O&G industry spending set for rebound

Postponed spending by oil and gas companies due to the COVID-19 crisis will cause the total worth of final investment decisions to double next year and exceed pre-pandemic levels in 2022, Rystad Energy said.

Total 2020 committed spending will drop to $53 billion from 2019’s $190 billion, Rystad said, adding that offshore commitments are expected to reach $34 billion in 2020 - down from 2019’s $101 billion, while onshore sanctioning is likely to fall to $19 billion this year from $89 billion last year.

Rystad said it expects total sanctioning to bounce back to around $100 billion in 2021, primarily supported by offshore projects - forecast at $64 billion for the year.
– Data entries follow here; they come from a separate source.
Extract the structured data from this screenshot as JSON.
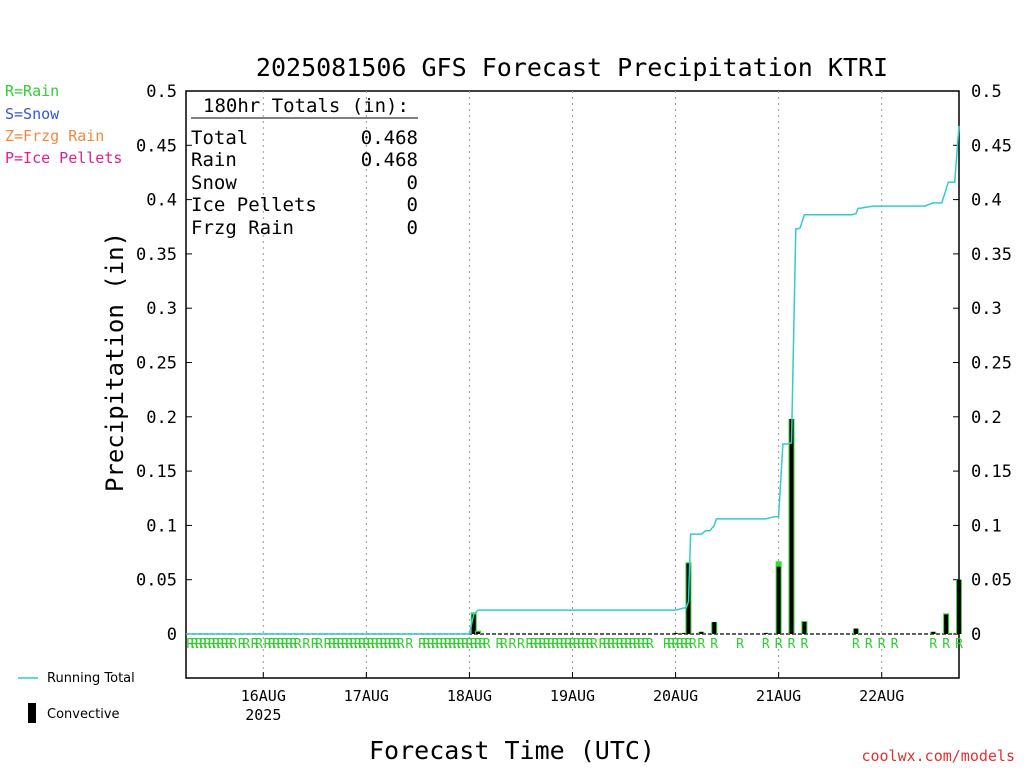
{
  "chart_data": {
    "type": "bar+line",
    "title": "2025081506 GFS Forecast Precipitation KTRI",
    "ylabel": "Precipitation (in)",
    "xlabel": "Forecast Time (UTC)",
    "ylim": [
      -0.04,
      0.5
    ],
    "y_ticks": [
      0,
      0.05,
      0.1,
      0.15,
      0.2,
      0.25,
      0.3,
      0.35,
      0.4,
      0.45,
      0.5
    ],
    "y_tick_labels": [
      "0",
      "0.05",
      "0.1",
      "0.15",
      "0.2",
      "0.25",
      "0.3",
      "0.35",
      "0.4",
      "0.45",
      "0.5"
    ],
    "x_unit": "hours from 2025-08-15 06Z",
    "xlim": [
      0,
      180
    ],
    "x_ticks": [
      {
        "hour": 18,
        "label": "16AUG",
        "sub": "2025"
      },
      {
        "hour": 42,
        "label": "17AUG",
        "sub": ""
      },
      {
        "hour": 66,
        "label": "18AUG",
        "sub": ""
      },
      {
        "hour": 90,
        "label": "19AUG",
        "sub": ""
      },
      {
        "hour": 114,
        "label": "20AUG",
        "sub": ""
      },
      {
        "hour": 138,
        "label": "21AUG",
        "sub": ""
      },
      {
        "hour": 162,
        "label": "22AUG",
        "sub": ""
      }
    ],
    "grid": "vertical dotted at day boundaries",
    "legend": [
      {
        "label": "R=Rain",
        "color": "#33cc33"
      },
      {
        "label": "S=Snow",
        "color": "#3355dd"
      },
      {
        "label": "Z=Frzg Rain",
        "color": "#f08a3c"
      },
      {
        "label": "P=Ice Pellets",
        "color": "#e0208a"
      }
    ],
    "series_legend": {
      "running_total": "Running Total",
      "convective": "Convective"
    },
    "totals": {
      "header": "180hr Totals (in):",
      "rows": [
        {
          "label": "Total",
          "value": "0.468"
        },
        {
          "label": "Rain",
          "value": "0.468"
        },
        {
          "label": "Snow",
          "value": "0"
        },
        {
          "label": "Ice Pellets",
          "value": "0"
        },
        {
          "label": "Frzg Rain",
          "value": "0"
        }
      ]
    },
    "bars": [
      {
        "hour": 67,
        "total": 0.02,
        "convective": 0.018
      },
      {
        "hour": 68,
        "total": 0.003,
        "convective": 0.002
      },
      {
        "hour": 114,
        "total": 0.001,
        "convective": 0.001
      },
      {
        "hour": 116,
        "total": 0.001,
        "convective": 0.001
      },
      {
        "hour": 117,
        "total": 0.066,
        "convective": 0.065
      },
      {
        "hour": 120,
        "total": 0.002,
        "convective": 0.002
      },
      {
        "hour": 123,
        "total": 0.011,
        "convective": 0.011
      },
      {
        "hour": 135,
        "total": 0.001,
        "convective": 0.001
      },
      {
        "hour": 138,
        "total": 0.067,
        "convective": 0.062
      },
      {
        "hour": 141,
        "total": 0.198,
        "convective": 0.198
      },
      {
        "hour": 144,
        "total": 0.012,
        "convective": 0.011
      },
      {
        "hour": 156,
        "total": 0.005,
        "convective": 0.005
      },
      {
        "hour": 174,
        "total": 0.002,
        "convective": 0.002
      },
      {
        "hour": 177,
        "total": 0.019,
        "convective": 0.018
      },
      {
        "hour": 180,
        "total": 0.05,
        "convective": 0.05
      }
    ],
    "running_total": {
      "x": [
        0,
        66,
        67,
        67.5,
        68,
        110,
        114,
        116,
        116.5,
        117,
        117.5,
        120,
        121,
        122,
        123,
        123.5,
        135,
        136,
        137,
        138,
        139,
        140,
        141,
        142,
        142.5,
        143,
        144,
        155,
        156,
        156.5,
        157,
        160,
        170,
        171,
        172,
        174,
        175,
        176,
        177.5,
        179,
        180
      ],
      "y": [
        0,
        0,
        0.018,
        0.02,
        0.022,
        0.022,
        0.022,
        0.024,
        0.024,
        0.03,
        0.092,
        0.092,
        0.095,
        0.095,
        0.1,
        0.106,
        0.106,
        0.107,
        0.108,
        0.108,
        0.175,
        0.175,
        0.176,
        0.373,
        0.373,
        0.374,
        0.386,
        0.386,
        0.387,
        0.392,
        0.392,
        0.394,
        0.394,
        0.394,
        0.394,
        0.397,
        0.397,
        0.397,
        0.416,
        0.416,
        0.468
      ]
    },
    "precip_type_markers": {
      "symbol": "R",
      "hours": [
        1,
        2,
        3,
        4,
        5,
        6,
        7,
        8,
        9,
        10,
        11,
        13,
        14,
        16,
        17,
        19,
        20,
        21,
        22,
        23,
        24,
        25,
        26,
        28,
        30,
        31,
        33,
        34,
        35,
        36,
        37,
        38,
        39,
        40,
        41,
        42,
        43,
        44,
        45,
        46,
        47,
        48,
        49,
        50,
        52,
        55,
        56,
        57,
        58,
        59,
        60,
        61,
        62,
        63,
        64,
        65,
        66,
        67,
        68,
        69,
        70,
        73,
        74,
        76,
        78,
        80,
        81,
        82,
        83,
        84,
        85,
        86,
        87,
        88,
        89,
        90,
        91,
        92,
        93,
        94,
        95,
        97,
        98,
        99,
        100,
        101,
        102,
        103,
        104,
        105,
        106,
        107,
        108,
        112,
        113,
        114,
        115,
        116,
        117,
        118,
        120,
        123,
        129,
        135,
        138,
        141,
        144,
        156,
        159,
        162,
        165,
        174,
        177,
        180
      ]
    }
  },
  "footer": {
    "credit": "coolwx.com/models"
  }
}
Onshore expenditures are projected to account for $36 billion in 2021.

In 2022, onshore projects will jump to $100 billion, it said, topping the expected $95 billion in 2022 offshore commitments.

Rystad said it revised its 2020 offshore sanctioning total from $26 billion to $34 billion, driven by the Mero-3 sanctioning by Petrobras in Brazil - estimated to cost $2.5 billion to first oil. It also expects commitments by ExxonMobil and its partners worth $3.6 billion in 2020, related to the Payara development off Guyana.